I kept experiencing these different sensations, but they were very manageable, and I could pretty much 'act like normal,' but now and then, they took my breath away and would make me stop and hold my back while walking.
Even though this wasn’t super consistent, something told me when we got home I should stay home and not take any more trips out of the house as this baby was probably coming soon.
My body knew what it was doing, and I could tell it was preparing for birth. So I listened!
This is where the REAL fun begins.
Oddly enough, it was Labor Day, and I felt the birth process had truly started, although I didn’t really want to tell anyone.
I wanted to remain calm and 'act' like I was still not in the process, as I’ve learned that true spontaneous childbirth can take up to several days to really get underway!
I didn’t want to get too excited and mess with my mental fortitude.
It was a long day, and boy, was I feeling pretty defeated by this point.
But at the same time, I felt in good spirits, like everything was happening just how it was meant to.
Nothing was wrong.
Nothing struck me as abnormal or dangerous.
I still had faith that my baby and body were intelligent and knew EXACTLY what they were doing. I had fully surrendered to the birth process and allowed it to take me where it needed to. I was more than ready to meet my baby!!
We had several candles lit, some string lights, and the sound machine was playing some relaxing ocean waves. We brought my large C-Shaped pregnancy pillow in there, and I continued to push while lying down with that.
I felt myself opening, expanding like never before.
Patience, surrender, and trust were KEY!!
Thankfully, once I got to the pushing stage, it actually felt GOOD! I surprisingly enjoyed pushing. It felt very rewarding and productive.
It felt like I would push and make so much progress for a while, only to feel his little head go back inside me after the urge to push left me. It was slightly frustrating, but I could honestly tell that with every round of pushing, he was emerging more and more each time!
Once his head was out, it felt wild.
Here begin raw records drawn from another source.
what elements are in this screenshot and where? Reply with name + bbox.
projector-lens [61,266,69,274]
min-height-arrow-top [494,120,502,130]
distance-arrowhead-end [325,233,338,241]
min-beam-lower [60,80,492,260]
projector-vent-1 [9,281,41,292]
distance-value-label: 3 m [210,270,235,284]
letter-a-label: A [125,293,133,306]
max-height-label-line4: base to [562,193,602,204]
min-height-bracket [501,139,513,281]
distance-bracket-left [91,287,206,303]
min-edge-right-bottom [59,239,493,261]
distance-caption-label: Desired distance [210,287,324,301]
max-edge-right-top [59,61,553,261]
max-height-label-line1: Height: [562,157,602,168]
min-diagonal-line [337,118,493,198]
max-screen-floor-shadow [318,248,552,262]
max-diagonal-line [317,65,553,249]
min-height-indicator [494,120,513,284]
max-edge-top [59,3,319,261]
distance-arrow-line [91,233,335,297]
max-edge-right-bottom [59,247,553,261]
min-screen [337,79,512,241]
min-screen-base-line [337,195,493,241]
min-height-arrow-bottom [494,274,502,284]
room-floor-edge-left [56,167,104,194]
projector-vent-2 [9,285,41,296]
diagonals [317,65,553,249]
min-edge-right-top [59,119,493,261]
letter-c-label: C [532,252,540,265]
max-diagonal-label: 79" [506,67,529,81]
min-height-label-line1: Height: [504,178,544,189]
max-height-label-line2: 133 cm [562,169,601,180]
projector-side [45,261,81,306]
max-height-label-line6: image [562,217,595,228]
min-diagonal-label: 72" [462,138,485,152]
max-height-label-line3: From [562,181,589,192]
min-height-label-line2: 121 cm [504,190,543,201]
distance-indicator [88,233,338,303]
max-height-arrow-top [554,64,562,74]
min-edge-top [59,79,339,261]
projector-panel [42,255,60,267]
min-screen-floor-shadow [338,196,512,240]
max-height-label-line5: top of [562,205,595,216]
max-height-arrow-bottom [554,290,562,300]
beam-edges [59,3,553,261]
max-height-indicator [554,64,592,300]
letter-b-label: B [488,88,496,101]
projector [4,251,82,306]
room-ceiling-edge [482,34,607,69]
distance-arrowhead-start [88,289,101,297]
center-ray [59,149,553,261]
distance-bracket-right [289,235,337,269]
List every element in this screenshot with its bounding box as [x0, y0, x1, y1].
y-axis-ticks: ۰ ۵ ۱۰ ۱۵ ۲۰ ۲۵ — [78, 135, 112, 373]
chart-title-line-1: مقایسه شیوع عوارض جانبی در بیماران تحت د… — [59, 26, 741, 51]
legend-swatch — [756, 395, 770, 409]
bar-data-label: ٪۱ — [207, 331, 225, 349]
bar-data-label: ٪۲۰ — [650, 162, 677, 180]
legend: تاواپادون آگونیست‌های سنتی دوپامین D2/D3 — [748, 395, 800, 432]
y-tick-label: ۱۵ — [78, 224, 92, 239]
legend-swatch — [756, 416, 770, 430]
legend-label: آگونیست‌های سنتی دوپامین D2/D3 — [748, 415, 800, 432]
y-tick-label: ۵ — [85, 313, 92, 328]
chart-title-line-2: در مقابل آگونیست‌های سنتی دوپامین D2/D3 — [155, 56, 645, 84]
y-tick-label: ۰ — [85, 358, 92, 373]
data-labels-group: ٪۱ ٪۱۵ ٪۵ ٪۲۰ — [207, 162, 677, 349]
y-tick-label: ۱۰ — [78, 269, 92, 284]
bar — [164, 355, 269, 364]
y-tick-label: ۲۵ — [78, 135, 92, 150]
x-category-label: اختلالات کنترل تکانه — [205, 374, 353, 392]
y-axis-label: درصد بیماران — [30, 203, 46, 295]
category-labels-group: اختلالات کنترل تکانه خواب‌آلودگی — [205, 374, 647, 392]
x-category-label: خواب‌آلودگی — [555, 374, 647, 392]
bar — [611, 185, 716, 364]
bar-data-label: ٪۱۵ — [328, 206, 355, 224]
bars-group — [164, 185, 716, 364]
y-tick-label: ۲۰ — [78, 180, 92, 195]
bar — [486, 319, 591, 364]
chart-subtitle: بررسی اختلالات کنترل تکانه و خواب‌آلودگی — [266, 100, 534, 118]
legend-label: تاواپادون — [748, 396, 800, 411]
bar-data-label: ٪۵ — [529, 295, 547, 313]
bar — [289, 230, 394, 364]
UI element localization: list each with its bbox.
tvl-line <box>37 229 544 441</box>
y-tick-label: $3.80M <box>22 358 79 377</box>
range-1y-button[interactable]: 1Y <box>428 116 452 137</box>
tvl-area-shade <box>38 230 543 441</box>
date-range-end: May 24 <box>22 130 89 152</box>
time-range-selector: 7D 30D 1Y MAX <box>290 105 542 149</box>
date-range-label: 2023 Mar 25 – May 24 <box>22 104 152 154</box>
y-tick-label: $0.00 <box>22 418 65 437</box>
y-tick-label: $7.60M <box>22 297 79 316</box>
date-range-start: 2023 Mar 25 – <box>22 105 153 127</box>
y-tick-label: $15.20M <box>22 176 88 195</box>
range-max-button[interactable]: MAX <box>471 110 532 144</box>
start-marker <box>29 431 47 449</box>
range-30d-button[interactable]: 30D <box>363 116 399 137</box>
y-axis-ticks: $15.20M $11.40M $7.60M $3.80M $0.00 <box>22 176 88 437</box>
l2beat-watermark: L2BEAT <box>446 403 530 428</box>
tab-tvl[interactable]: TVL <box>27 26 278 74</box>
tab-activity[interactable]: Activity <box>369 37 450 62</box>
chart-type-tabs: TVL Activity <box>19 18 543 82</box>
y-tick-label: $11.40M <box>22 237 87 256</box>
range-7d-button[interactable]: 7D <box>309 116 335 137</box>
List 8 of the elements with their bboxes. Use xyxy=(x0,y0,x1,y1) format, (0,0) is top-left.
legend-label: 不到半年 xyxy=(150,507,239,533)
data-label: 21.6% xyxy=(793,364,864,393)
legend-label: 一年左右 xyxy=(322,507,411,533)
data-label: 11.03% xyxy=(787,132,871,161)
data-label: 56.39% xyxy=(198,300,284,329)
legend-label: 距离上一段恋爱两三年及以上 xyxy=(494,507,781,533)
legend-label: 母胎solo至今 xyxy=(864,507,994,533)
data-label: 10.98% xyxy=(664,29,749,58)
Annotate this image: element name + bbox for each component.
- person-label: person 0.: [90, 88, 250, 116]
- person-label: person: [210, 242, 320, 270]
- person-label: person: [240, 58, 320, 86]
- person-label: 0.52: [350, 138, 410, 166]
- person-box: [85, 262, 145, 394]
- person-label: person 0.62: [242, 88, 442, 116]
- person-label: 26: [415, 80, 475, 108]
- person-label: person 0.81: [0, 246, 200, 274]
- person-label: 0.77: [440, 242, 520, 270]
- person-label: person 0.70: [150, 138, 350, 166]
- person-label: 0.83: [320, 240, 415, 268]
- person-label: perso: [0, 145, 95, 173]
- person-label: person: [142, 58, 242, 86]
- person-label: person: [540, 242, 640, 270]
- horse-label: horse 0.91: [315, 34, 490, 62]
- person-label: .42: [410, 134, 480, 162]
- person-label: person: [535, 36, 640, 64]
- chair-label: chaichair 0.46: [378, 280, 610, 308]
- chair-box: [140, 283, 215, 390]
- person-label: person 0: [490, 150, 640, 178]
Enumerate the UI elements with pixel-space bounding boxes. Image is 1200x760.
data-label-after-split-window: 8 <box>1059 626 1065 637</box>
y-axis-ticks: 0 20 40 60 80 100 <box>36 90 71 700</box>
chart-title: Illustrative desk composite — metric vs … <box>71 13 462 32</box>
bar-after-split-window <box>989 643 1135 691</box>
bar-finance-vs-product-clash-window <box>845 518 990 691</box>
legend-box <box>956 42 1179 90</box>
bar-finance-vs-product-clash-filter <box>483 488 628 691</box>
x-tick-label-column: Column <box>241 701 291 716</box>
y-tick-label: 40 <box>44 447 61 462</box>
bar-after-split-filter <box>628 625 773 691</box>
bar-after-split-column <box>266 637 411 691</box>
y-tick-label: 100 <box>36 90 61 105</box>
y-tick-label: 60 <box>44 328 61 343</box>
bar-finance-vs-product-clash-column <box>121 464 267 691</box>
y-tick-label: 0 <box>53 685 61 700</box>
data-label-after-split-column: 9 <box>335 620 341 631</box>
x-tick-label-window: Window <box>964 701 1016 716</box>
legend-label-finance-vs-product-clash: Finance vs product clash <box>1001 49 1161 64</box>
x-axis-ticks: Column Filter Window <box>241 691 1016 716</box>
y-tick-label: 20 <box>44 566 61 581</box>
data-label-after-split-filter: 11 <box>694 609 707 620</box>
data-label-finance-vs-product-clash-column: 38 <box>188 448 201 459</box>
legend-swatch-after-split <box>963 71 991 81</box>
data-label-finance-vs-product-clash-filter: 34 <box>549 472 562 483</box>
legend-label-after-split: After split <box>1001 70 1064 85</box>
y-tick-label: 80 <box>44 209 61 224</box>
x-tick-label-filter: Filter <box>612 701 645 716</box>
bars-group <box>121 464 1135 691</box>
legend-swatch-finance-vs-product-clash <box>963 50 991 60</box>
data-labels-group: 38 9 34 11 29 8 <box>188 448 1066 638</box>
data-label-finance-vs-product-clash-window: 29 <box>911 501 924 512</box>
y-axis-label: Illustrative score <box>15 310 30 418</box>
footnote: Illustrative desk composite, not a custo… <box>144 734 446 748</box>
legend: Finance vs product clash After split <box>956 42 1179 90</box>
Literally, like I was in the wild. I could feel him looking around, and Nate said he was looking up at the ceiling with his eyes wide open, breathing, happy, and healthy.
We were almost there!!!!
I grabbed his slimy little body and took him straight to my chest. He was crying, pink, bloody, and beautiful. I couldn’t believe I was FINALLY holding our sweet baby.
Of course, we immediately realized he was a BOY - we had a feeling my whole pregnancy that he was a boy.
I loved being pregnant.
I loved giving birth.
I am immensely grateful for these precious gifts.
My sweet son will always remind me how beautiful and sacred life truly is."